Once the small business owner sees the Lendio option on Staples’ web page and clicks over, then Mr. Blake knows there are a few qualities Lendio needs to quickly display to keep that person’s interest.
“One of the key things we do at Lendio is talk about three things all the time – options, speed and trust. As a business owner you want to have all your options in one place. You want to be able to do it in hours or days not weeks or months, and you want to have a trusted experience where you know who you are dealing with.”
“If you are a business owner, you don’t have time to become an expert in all of the loan options out there. We’ve aggregated all the best in class lenders in one spot, so when that business owner comes in we are going to scour the entire market of loans and figure out which is the best one for them.”
Mr. Blake insists Lendio can usually find most businesses from most industries in most parts of the company a loan, some pose more of a challenge than others.
“The hardest is the true startup, the business in the idea phase, without any revenue, and one with bad credit.”
“If they have good credit and they’re a startup, we’re going to have options for them. If they have bad credit but they are not a startup and have been in business a while longer we’ll be able to help them.”
“But if they have bad credit and they’re a startup, there aren’t too many lenders out there looking to make that type of loan.”
The paint isn’t yet dry, so Lendio and Staples still have some small details to work out such as promotional presence in Staples retail locations, but Mr.
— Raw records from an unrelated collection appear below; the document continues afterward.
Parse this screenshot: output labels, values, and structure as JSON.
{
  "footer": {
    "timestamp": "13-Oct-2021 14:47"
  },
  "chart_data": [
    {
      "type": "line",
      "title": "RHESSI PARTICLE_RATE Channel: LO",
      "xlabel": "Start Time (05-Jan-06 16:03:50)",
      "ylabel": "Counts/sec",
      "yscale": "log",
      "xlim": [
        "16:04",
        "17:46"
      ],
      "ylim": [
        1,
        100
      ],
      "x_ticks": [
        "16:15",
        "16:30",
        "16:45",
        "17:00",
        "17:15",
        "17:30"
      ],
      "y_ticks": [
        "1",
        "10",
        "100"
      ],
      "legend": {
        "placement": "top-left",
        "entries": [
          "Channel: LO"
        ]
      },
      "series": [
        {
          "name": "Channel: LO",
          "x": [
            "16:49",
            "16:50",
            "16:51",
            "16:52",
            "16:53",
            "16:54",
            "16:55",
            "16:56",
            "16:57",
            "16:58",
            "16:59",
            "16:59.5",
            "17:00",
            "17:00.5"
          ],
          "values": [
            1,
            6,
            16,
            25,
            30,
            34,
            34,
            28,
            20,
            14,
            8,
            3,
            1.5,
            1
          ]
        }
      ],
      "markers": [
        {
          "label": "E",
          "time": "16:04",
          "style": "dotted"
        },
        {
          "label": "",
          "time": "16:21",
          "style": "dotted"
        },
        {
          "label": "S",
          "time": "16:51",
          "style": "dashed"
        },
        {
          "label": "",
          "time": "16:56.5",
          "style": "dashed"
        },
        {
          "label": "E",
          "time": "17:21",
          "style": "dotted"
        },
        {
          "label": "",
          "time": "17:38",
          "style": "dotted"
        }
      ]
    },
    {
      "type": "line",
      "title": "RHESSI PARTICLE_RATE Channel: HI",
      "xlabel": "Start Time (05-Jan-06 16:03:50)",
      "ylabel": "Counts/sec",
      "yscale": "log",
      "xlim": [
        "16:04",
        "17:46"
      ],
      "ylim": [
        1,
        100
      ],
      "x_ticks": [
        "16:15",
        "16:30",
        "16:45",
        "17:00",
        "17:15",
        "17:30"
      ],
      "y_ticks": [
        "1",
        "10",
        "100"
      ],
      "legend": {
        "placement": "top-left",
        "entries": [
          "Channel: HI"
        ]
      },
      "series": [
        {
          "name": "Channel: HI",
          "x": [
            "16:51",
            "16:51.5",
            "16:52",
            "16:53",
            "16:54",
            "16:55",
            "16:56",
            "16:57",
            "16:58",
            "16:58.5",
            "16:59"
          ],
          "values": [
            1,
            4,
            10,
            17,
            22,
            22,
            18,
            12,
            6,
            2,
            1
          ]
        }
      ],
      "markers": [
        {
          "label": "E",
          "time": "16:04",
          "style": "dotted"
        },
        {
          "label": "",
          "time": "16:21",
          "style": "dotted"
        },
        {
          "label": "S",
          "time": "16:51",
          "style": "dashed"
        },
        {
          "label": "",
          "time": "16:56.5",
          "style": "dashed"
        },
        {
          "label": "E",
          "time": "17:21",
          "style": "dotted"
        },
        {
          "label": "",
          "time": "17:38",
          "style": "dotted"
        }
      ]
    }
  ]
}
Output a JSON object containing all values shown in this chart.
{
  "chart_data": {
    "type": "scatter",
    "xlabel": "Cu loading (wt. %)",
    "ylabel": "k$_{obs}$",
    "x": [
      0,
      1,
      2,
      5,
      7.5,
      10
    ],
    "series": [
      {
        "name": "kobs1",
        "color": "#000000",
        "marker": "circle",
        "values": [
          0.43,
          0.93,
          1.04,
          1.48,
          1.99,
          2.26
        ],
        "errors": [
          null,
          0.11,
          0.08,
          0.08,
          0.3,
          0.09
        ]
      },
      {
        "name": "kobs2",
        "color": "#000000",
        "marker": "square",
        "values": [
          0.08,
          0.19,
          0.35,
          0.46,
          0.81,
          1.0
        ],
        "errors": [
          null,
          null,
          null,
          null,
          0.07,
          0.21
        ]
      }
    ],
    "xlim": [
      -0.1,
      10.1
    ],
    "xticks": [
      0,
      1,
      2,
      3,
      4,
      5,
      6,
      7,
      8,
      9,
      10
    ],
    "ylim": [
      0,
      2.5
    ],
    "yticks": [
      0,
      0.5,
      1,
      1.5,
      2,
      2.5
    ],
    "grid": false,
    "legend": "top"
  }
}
Blake is confident those will be ironed out.
The Staples deal has caught the eye of other players, so don’t be surprised if similar partnerships are announced in the months ahead.
“There’s so many companies out there similar to Staples that have hundreds of thousands or maybe even millions of small business customers who have plenty of things to do. These partnerships become even more relevant.”
“Since the Staples announcement there have been some other feelers sent out and there’s definitely more interest out there,” Mr. Blake said. “We’ve had some other doors open. It’s too early to announce anything.”